Some of the department’s graduate students elect to take FRRB:3130 Radiation Safety and Radiobiology, a course that covers safe operation of radiation-producing equipment and handling of radioactive materials, regulations and regulatory agencies, formulas and techniques in radiation protection programs, radiation protection, and other topics.

Required Courses

Students must complete the following course work. Certain courses must be taken on a graded basis; consult the program office.

All of these:
FRRB:5000Radiation Biology (must be taken first)4
FRRB:7000Redox Biology and Medicine (must be taken first)4
FRRB:7001Molecular and Cellular Biology of Cancer3
BISC:5201Fundamentals of Gene Expression1
BMED:7270Scholarly Integrity/Responsible Conduct of Research I0
MCB:6226Cell Cycle Control1
Two of these:
BMED:5205Practical Bioinformatics1
MCB:6225Growth Factor Receptor Signaling1
MCB:6227Cell Fate Decisions1
Beginning in their second year of study, students enroll in the following at least once a year:
FRRB:6000Seminar: Free Radical and Radiation Biology1
FRRB:6006Topics in Free Radical Biology and Medicine1
FRRB:6008Topics in Radiation and Cancer Biology1

If a student has completed an equivalent course from another institution, either as a didactic course or through work experience, the student may formally ask for the opportunity to take a by-pass exam, a course substitution, or an exemption.
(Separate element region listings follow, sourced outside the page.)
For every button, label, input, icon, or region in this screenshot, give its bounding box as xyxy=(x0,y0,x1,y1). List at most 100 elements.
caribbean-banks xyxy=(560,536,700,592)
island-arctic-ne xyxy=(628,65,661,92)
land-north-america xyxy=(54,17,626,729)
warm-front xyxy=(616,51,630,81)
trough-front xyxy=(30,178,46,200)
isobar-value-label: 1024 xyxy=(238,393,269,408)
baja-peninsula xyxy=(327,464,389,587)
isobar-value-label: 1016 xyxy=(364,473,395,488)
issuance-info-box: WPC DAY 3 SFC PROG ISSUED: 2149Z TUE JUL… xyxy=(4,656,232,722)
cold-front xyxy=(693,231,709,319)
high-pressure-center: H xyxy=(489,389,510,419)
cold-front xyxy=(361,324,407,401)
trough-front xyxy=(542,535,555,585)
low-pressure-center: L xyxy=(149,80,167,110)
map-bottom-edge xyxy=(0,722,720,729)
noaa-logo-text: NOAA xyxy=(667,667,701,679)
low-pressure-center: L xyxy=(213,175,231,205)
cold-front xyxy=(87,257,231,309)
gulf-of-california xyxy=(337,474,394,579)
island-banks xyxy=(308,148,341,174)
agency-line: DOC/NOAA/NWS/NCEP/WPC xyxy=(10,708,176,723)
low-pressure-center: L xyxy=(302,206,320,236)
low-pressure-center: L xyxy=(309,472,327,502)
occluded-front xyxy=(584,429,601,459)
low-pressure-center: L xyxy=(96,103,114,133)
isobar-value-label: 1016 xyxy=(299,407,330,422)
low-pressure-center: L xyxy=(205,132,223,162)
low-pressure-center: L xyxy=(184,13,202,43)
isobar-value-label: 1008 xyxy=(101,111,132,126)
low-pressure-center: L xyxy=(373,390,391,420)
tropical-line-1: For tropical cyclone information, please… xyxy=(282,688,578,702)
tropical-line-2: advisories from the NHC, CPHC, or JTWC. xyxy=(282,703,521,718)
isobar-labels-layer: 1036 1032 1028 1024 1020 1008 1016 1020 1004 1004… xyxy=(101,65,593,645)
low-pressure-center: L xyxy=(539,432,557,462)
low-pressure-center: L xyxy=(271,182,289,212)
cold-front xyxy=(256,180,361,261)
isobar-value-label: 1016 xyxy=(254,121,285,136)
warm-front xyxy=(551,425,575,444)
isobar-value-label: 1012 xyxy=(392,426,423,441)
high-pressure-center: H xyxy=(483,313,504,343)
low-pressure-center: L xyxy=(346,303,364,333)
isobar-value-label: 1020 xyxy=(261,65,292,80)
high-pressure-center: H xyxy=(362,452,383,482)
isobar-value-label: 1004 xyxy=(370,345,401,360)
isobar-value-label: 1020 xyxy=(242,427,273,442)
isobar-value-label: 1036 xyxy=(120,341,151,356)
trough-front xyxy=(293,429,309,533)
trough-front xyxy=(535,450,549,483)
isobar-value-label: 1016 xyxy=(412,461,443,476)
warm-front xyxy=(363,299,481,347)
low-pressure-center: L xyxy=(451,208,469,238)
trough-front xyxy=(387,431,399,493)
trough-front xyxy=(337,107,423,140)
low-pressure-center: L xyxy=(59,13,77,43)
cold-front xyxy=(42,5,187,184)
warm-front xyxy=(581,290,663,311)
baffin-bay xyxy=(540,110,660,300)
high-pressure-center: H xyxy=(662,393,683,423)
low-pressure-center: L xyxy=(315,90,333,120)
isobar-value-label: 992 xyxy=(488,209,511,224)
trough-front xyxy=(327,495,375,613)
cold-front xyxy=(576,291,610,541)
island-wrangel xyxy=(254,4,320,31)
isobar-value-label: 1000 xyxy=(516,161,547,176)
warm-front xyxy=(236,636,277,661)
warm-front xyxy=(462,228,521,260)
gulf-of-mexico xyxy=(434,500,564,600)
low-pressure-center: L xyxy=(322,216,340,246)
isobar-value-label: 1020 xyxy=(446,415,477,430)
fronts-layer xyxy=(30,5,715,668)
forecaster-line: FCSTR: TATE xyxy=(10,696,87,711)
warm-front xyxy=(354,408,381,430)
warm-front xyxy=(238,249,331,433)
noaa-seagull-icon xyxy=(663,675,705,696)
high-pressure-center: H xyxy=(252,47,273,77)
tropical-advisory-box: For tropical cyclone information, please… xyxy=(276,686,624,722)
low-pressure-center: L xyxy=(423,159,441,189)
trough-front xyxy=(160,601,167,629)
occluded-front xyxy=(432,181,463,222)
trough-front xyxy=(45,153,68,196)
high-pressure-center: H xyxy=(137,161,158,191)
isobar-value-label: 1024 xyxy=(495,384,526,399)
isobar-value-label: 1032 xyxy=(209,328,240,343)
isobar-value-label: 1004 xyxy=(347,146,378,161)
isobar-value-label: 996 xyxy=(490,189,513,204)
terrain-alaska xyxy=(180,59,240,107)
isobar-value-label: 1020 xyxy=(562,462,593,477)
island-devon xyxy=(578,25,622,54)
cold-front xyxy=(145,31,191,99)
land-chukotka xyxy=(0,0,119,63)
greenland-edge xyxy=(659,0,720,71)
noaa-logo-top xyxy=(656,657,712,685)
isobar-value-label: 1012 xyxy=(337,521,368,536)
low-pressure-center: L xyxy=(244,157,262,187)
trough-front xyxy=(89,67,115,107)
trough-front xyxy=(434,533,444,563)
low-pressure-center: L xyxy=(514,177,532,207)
Students should consult the program office.

Credit earned from English as a second language (ESL) courses do not count toward the M.S. degree.

Attendance at other seminars and lectures outside the Free Radical and Radiation Biology Program is strongly encouraged.

M.S. with Thesis

M.S. students who wish to earn the degree with thesis must complete a minimum of 30 s.h. and write a thesis.

Graduate students are supported as graduate assistants from funds available through research grants and contracts or from departmental funds.